Tax 

The statute of limitations cannot exceed ten years, not even in the case of tax loss

In May, we informed you about a ground-breaking ruling of the Supreme Administrative Court which rejected the tax administration’s practice of extending the statute of limitations by so-called tax loss chaining. In its latest ruling, the Supreme Administrative Court refers to this case law and comments on the rules of the statute of limitations for the taxation period in which the tax loss arose or could have been utilised.

How does the utilisation of the tax loss affect the statute of limitations?

The Income Taxes Act makes it possible to deduct a tax loss from the tax base over the course of the five taxation periods immediately following the period for which the tax loss was assessed and newly, since 1 July 2020, also for the two preceding periods. However, the origination of tax loss also extends the statute of limitations, during which it is possible to check and modify the tax amount. The statute of limitations for a loss-making taxation period and the following five taxation periods for which the tax loss or its part can be utilised ends simultaneously, i.e. with the statute of limitations for the last year. The Income Taxes Act thus gives the tax administrator a longer period, of up to five years, to audit an incurred tax loss. When the tax loss is carried back, the lapse period can only be extended if the tax loss for the two immediately preceding taxation periods was actually utilised. The rulings of the Supreme Administration Court analyse the issue of the tax loss utilisation for the upcoming years. However, considering its specifics, the conclusions may be very similar for carry back loss as well.

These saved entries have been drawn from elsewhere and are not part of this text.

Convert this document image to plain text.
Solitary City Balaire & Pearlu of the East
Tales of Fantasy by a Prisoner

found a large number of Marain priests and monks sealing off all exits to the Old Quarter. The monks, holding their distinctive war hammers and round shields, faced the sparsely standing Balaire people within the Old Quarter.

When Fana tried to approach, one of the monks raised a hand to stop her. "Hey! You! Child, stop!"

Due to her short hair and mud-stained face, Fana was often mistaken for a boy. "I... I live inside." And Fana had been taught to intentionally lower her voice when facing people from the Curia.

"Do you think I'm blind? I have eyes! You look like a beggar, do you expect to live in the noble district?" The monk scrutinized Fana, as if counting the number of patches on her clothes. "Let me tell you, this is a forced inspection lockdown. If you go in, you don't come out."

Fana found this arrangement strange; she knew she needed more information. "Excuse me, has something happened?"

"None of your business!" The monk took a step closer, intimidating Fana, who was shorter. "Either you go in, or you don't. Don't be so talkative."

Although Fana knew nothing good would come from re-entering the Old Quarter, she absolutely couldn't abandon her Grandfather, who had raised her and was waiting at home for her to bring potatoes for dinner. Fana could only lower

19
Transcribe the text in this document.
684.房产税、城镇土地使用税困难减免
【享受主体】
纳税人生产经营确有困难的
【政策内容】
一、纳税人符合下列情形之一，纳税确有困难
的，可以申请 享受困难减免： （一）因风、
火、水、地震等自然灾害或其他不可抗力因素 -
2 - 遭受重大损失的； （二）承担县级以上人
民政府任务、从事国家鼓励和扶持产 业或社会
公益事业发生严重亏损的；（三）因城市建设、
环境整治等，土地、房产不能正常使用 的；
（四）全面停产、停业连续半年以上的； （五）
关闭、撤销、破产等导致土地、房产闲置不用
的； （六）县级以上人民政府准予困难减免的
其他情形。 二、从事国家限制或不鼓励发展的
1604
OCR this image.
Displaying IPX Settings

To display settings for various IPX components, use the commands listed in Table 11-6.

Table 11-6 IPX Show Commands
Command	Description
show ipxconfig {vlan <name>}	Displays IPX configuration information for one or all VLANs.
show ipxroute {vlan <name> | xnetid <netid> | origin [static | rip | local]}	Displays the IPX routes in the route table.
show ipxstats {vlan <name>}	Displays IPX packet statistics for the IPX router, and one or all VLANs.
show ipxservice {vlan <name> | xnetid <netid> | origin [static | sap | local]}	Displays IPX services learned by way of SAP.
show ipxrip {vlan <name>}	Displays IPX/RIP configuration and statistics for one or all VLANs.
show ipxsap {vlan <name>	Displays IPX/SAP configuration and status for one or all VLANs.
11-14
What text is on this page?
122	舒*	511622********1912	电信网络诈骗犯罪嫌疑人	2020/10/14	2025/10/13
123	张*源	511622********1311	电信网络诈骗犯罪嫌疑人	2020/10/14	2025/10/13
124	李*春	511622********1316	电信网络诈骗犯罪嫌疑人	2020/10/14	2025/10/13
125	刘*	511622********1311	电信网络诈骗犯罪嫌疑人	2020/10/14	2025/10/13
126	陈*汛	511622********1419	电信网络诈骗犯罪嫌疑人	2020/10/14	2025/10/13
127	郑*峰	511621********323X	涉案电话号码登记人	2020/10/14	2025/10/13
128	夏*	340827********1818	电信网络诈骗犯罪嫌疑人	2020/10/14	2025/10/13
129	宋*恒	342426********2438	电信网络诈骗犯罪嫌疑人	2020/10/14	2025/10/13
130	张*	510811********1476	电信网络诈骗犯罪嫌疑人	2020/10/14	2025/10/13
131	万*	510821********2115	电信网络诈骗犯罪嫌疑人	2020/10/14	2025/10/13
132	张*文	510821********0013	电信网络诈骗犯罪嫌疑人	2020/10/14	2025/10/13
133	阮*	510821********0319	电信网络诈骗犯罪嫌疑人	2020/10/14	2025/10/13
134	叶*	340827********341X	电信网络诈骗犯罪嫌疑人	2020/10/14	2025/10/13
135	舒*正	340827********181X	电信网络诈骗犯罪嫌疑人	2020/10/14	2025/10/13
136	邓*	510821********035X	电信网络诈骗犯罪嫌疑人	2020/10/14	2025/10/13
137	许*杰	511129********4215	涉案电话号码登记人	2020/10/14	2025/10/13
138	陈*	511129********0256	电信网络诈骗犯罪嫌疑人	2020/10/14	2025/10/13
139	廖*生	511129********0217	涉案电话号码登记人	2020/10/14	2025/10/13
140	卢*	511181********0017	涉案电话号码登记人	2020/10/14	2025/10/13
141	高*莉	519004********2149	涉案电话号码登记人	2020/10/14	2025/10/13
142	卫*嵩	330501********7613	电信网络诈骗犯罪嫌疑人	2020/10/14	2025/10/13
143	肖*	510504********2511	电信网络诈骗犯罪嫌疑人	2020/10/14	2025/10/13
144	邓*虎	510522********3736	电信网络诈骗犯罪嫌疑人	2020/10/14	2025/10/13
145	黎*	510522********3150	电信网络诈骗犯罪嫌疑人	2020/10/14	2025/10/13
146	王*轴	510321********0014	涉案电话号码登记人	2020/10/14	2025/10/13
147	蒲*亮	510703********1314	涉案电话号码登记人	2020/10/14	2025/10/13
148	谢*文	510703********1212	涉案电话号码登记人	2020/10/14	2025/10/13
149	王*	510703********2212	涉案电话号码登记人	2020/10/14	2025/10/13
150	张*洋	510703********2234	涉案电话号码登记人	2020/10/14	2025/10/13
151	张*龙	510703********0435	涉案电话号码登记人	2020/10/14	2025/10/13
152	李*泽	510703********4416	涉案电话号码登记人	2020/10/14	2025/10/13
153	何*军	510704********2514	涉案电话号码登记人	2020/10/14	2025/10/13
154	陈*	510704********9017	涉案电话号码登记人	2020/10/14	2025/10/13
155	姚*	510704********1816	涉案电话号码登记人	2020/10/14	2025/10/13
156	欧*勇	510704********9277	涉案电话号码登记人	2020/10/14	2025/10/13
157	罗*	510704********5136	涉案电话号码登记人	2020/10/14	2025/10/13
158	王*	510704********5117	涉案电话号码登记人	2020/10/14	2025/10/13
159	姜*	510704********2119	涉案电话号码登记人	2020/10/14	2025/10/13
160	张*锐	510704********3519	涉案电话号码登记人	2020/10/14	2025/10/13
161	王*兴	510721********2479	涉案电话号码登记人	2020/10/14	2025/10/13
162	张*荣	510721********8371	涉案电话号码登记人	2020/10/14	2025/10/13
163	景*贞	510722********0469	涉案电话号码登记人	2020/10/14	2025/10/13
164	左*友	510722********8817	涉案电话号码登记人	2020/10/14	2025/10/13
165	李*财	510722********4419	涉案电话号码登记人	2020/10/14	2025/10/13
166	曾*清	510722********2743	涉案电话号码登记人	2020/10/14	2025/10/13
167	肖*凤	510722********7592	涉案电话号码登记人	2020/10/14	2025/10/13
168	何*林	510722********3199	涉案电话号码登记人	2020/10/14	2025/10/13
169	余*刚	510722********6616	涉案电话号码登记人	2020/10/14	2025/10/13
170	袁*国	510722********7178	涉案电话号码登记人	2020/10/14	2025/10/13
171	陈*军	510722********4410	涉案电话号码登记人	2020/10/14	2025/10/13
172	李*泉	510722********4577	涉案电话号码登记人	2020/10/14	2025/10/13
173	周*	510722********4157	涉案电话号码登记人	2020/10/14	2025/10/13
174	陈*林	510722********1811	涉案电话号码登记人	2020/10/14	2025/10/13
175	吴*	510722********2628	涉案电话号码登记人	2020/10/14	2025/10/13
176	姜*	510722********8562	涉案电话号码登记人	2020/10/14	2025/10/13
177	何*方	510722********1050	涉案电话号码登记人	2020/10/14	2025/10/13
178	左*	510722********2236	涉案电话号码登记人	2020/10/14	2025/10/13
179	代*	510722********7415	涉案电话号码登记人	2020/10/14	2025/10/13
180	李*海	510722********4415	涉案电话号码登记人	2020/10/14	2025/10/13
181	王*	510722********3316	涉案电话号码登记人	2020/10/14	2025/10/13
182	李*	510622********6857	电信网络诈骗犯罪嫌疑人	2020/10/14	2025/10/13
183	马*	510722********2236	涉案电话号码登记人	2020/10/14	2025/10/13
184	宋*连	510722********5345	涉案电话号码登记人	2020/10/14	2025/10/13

What does the latest Supreme Administrative Court’s ruling entail?

The Supreme Administrative Court has unequivocally confirmed that the statute of limitations for the taxation period in which the tax loss arose or could have been utilised runs separately for each taxation period. The origination of the tax loss does not affect the statute of limitations for the previous taxation period, i.e. the so-called tax loss chaining does not occur. Crucially, the statute of limitations cannot exceed ten years, not even in the case of the taxation periods in which a tax loss arose or could have been utilised. Therefore, after ten years from the last day for filing the tax return, the statute of limitations cannot be further extended under any circumstances; it has expired and there is no mechanism to renew it. Exceptions to this rule represent cases where a tax offence has been committed or a taxable entity shows remorse, which eliminates the entity’s criminal liability. Only in these cases, it is possible to change the assessed tax after more than 10 years.

What are the consequences of the Supreme Administrative Court’s ruling?

If the tax authority conducts a corporate income tax audit in your company for the taxation period in which the tax loss arose or could have been utilised or if you are a recipient of investment incentives where similar rules apply, we recommend thoroughly reviewing the statute of limitations. Conducting a tax audit after the statute of limitations makes the tax audit unlawful and the audit must be discontinued.

We recommend reviewing the statute of limitations even if the tax audit has already been completed and the corporate income tax additionally assessed, because conducting appellate or court proceedings after the statute of limitations is a reason for cancelling a payment assessment or other decisions.